By the 2010s, the U.S. university system had locked in reduced investment in students that also varied by racial group (Black, Indigenous, and Latino students go to poorer schools than Asians and whites): they had set instructional funding at less than one-third of overall expenditures (see Nate Johnson on both points, comparing Figure 1 to Figure 3). Teaching at public colleges is highly dependent on state funding and tuition: at UC Irvine, for example, 70% of “core funding” comes from these sources this past year (and 81% the year before). Nationally, state revenues for public colleges are still 2 dollars short of their (inflation-adjusted) level of 1999, having spent most of that period below the level at the turn of the century. Even with a 50% increase in (inflation-adjusted) tuition, total revenues have only increased 14% over 25 years, with likely all of that increase--and more--going to non-instructional functions.
In short, the typical public college or university lacks the money to improve instruction to the point that the vast majority of its graduates can run AI and not be run by it. Non-wealthy privates are in the same position.

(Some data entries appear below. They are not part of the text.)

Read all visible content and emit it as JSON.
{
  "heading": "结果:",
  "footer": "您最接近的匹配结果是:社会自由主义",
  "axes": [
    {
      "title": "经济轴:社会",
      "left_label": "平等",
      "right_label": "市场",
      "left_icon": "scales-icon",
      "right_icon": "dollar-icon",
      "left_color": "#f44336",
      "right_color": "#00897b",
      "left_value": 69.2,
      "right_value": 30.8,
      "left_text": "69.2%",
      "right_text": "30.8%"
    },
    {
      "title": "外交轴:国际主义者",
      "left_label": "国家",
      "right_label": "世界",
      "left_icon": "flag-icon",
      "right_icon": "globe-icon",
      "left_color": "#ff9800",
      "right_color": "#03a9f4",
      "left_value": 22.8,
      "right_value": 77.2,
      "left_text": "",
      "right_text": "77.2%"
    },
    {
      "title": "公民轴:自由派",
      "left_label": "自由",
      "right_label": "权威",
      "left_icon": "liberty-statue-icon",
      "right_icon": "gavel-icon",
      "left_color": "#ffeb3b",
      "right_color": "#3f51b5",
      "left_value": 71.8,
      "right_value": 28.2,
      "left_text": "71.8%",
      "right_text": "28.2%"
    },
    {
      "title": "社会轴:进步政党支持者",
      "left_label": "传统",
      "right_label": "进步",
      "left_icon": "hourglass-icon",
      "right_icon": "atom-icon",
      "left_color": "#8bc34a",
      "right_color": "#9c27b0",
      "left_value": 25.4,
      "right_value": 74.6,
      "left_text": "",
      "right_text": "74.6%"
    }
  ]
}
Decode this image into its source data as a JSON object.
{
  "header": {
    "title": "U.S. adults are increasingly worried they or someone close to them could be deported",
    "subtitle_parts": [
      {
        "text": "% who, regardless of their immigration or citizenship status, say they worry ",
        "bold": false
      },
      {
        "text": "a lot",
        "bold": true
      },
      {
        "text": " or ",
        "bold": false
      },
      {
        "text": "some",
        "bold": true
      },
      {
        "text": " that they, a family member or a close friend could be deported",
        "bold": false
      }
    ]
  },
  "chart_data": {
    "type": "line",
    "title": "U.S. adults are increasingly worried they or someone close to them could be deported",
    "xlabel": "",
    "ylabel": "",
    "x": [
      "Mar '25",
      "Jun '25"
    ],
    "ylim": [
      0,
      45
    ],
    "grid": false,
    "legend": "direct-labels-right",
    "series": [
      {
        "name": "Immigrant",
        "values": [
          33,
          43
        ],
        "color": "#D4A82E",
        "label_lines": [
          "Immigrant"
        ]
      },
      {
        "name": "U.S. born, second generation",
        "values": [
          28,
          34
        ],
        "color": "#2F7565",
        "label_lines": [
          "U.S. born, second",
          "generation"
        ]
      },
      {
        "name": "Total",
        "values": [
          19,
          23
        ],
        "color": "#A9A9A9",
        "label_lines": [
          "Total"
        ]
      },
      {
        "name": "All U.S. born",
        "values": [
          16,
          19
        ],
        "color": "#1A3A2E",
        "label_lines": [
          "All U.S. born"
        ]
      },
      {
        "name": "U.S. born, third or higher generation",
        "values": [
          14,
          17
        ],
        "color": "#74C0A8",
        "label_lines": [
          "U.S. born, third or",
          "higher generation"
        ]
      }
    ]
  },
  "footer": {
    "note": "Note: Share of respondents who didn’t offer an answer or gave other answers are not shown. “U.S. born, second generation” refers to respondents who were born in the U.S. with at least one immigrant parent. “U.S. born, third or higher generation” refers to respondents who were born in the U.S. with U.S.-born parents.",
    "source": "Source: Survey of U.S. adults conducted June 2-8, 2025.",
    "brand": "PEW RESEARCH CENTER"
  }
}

The UC report I linked above, on the "economic impact" of a degree, ducks the question by saying the current system is working fine because look at the graduate salaries. UC grads do have better salaries than non-graduates and the graduates of some public colleges. It is indeed still better to have a B.A. degree than not. But a UC graduate's earnings tells you little about their actual learning on a UC campus: it tells you about labor markets, and in this case labor markets for people who left college 5-10 years ago, in the pre-AI era. The cognitive crisis must be faced directly, and so must the need for new (public) investment--a new political economy-- to support real solutions to it. I'll discuss this issue in Part 2.